Alejandro Vergara mira pensativamente hacia la pared y hacia el cuadro que hace un momento estaba apoyado en el suelo contra ella y da instrucciones a los operarios que lo van subiendo a diferentes alturas, levantándolo un poco más de un lado o del otro, hasta alcanzar una horizontal convincente. Los operarios llevan guantes y el cuadro que no aciertan todavía a colgar en una posición satisfactoria es la Negación de San Pedro de Rembrandt, que hace unos minutos he visto extraer muy despacio, con gran ceremonia, de un embalaje formidable. En la vida uno aprende a agradecer que le sucedan ciertas cosas, a agradecerlas justo cuando le están sucediendo y no mucho después: en el momento en que veo a Alejandro Vergara, comisario de la exposición de Rembrandt en el Prado, hacer gestos tentativos y echarse hacia atrás para mirar mejor y quedarse cavilando con la mano en la barbilla para saber si la Negación de San Pedro está bien colgada o no yo agradezco la oportunidad que estoy teniendo de asistir a su trabajo y al de la gente que se atarea a su alrededor esta mañana, cuando la exposición aún no está instalada del todo, cuando los cuadros no pertenecen aún a ese espacio literalmente intangible en el que uno está acostumbrado a mirarlos.
Con ademanes de una precisión admirable otros operarios con guantes disponen sobre una mesa ancha otro cuadro, de tamaño menor, que ya ha sido desembalado, pero que aún está en el interior de su envoltorio de seguridad, esperando a que los técnicos terminen de abrirlo y se aseguren de que no ha sufrido daño en el traslado. Lo desenvuelven, con gestos casi de alta cirugía, le dan la vuelta y lo que tengo delante de mí es Jeremías lamentando la destrucción del Templo: una tabla de no más de medio metro, con un marco de carey. La luz del foco que lo ilumina de cerca resalta el azul del manto del profeta y los hilos de oro del lienzo en el que se apoya, y la plata y el oro de los vagos objetos litúrgicos junto a los que se inclina. Es un viejo derrumbado por la tristeza, con una expresión de miedo y de angustia en la cara, que no quiere ver lo que se insinúa al fondo, un resplandor de incendio, el horror que él vaticinó y sin embargo no supo remediar. Pero acerco más los ojos y veo las pinceladas sutiles, su materia tenue sobre el lienzo y la preparación de fondo, y la claridad a la vez suave y rotunda que ilumina la cabeza cana del profeta irradia desde el cuadro hacia mí.

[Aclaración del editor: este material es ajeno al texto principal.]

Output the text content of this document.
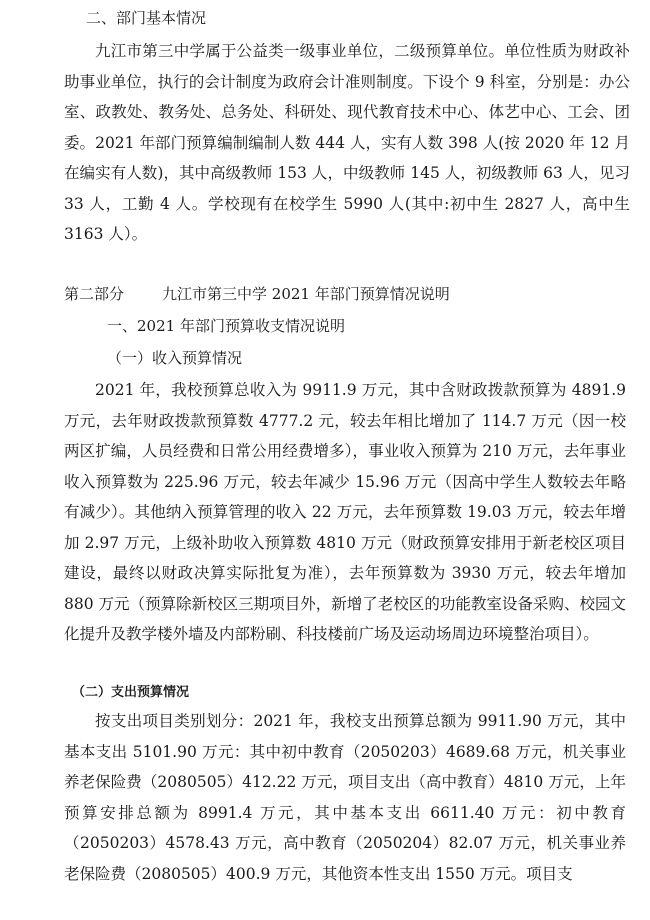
二、部门基本情况

九江市第三中学属于公益类一级事业单位，二级预算单位。单位性质为财政补助事业单位，执行的会计制度为政府会计准则制度。下设个 9 科室，分别是：办公室、政教处、教务处、总务处、科研处、现代教育技术中心、体艺中心、工会、团委。2021 年部门预算编制编制人数 444 人，实有人数 398 人(按 2020 年 12 月在编实有人数)，其中高级教师 153 人，中级教师 145 人，初级教师 63 人，见习 33 人，工勤 4 人。学校现有在校学生 5990 人(其中:初中生 2827 人，高中生 3163 人）。

第二部分	九江市第三中学 2021 年部门预算情况说明

一、2021 年部门预算收支情况说明

（一）收入预算情况

2021 年，我校预算总收入为 9911.9 万元，其中含财政拨款预算为 4891.9 万元，去年财政拨款预算数 4777.2 元，较去年相比增加了 114.7 万元（因一校两区扩编，人员经费和日常公用经费增多），事业收入预算为 210 万元，去年事业收入预算数为 225.96 万元，较去年减少 15.96 万元（因高中学生人数较去年略有减少）。其他纳入预算管理的收入 22 万元，去年预算数 19.03 万元，较去年增加 2.97 万元，上级补助收入预算数 4810 万元（财政预算安排用于新老校区项目建设，最终以财政决算实际批复为准），去年预算数为 3930 万元，较去年增加 880 万元（预算除新校区三期项目外，新增了老校区的功能教室设备采购、校园文化提升及教学楼外墙及内部粉刷、科技楼前广场及运动场周边环境整治项目）。

（二）支出预算情况

按支出项目类别划分：2021 年，我校支出预算总额为 9911.90 万元，其中基本支出 5101.90 万元：其中初中教育（2050203）4689.68 万元，机关事业养老保险费（2080505）412.22 万元，项目支出（高中教育）4810 万元，上年预算安排总额为 8991.4 万元，其中基本支出 6611.40 万元：初中教育（2050203）4578.43 万元，高中教育（2050204）82.07 万元，机关事业养老保险费（2080505）400.9 万元，其他资本性支出 1550 万元。项目支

La pintura no sucede en el vacío, no es una emanación inmaterial del prestigioso talento solitario, aislado de cualquier influencia: Alejandro Vergara ha situado el Jeremías al lado de un Santo Tomás de Rubens que ya estaba en el Prado, y al hacerlo revela algo que es el hilo central de la exposición, y que de otro modo no habríamos sabido ver: durante muchos años, Rembrandt aprendió de Rubens, que a nosotros nos parece tan distinto a él; lo admiró con el fervor y tal vez la parte de recelo del joven lleno de talento que se atreve a medirse con el maestro de más edad; quiso tener una carrera internacional como Rubens, ser un gran señor no sólo de la pintura, sino también de la vida mundana; tener la ocasión de desplegar su imaginación, su conocimiento de la Antigüedad y su dominio de la técnica en grandes composiciones espectaculares a la escala italiana, historias bíblicas o mitológicas como las que pintaba Rubens para los palacios y las iglesias de sus patrones poderosos.

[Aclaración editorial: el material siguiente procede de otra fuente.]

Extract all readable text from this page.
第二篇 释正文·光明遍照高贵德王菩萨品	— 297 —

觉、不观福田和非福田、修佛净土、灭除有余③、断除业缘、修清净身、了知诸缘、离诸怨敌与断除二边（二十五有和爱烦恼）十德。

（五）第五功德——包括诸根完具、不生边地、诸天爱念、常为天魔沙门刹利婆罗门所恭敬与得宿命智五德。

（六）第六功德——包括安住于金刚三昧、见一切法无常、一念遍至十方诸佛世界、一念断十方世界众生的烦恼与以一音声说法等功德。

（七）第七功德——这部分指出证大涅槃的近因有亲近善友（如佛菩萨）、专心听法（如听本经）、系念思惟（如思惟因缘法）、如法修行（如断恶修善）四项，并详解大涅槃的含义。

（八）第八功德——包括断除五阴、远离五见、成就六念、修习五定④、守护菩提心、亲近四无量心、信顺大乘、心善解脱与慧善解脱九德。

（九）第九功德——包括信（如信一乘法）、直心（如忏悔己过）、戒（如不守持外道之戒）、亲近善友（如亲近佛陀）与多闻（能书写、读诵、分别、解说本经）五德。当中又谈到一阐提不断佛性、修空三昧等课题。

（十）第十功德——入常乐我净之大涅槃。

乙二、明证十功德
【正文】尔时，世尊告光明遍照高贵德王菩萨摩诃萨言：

Con incurable propensión al anacronismo queremos ver a Rembrandt como un contemporáneo, sombrío en su ascetismo y su rareza, en su voluntad de introspección, mientras que Rubens se nos queda en el pasado de las pomposas escenografías barrocas. Pero en el itinerario por estos cuadros del Prado vamos descubriendo cómo Rembrandt se educó en lo que ha llamado Harold Bloom la ansiedad de la influencia, y eso nos ayuda a verlo de otro modo porque nos fuerza a verlo en su tiempo: con descaro de imitador y comediante, Rembrandt se retrata disfrazado de gran señor, a la manera de Rubens, con un turbante coronado por una pluma fantástica, con un traje de brillos opulentos, apoyando la mano enguantada en un bastón con un ademán augusto. No se retrata tal como es, sino con la audacia de imaginarse distinto y triunfal, mundano, hombre de negocios, con algo de insolencia y algo de burla, mostrando con el mismo descaro su dominio del oficio y una ambición explícitamente modelada sobre el éxito de Rubens.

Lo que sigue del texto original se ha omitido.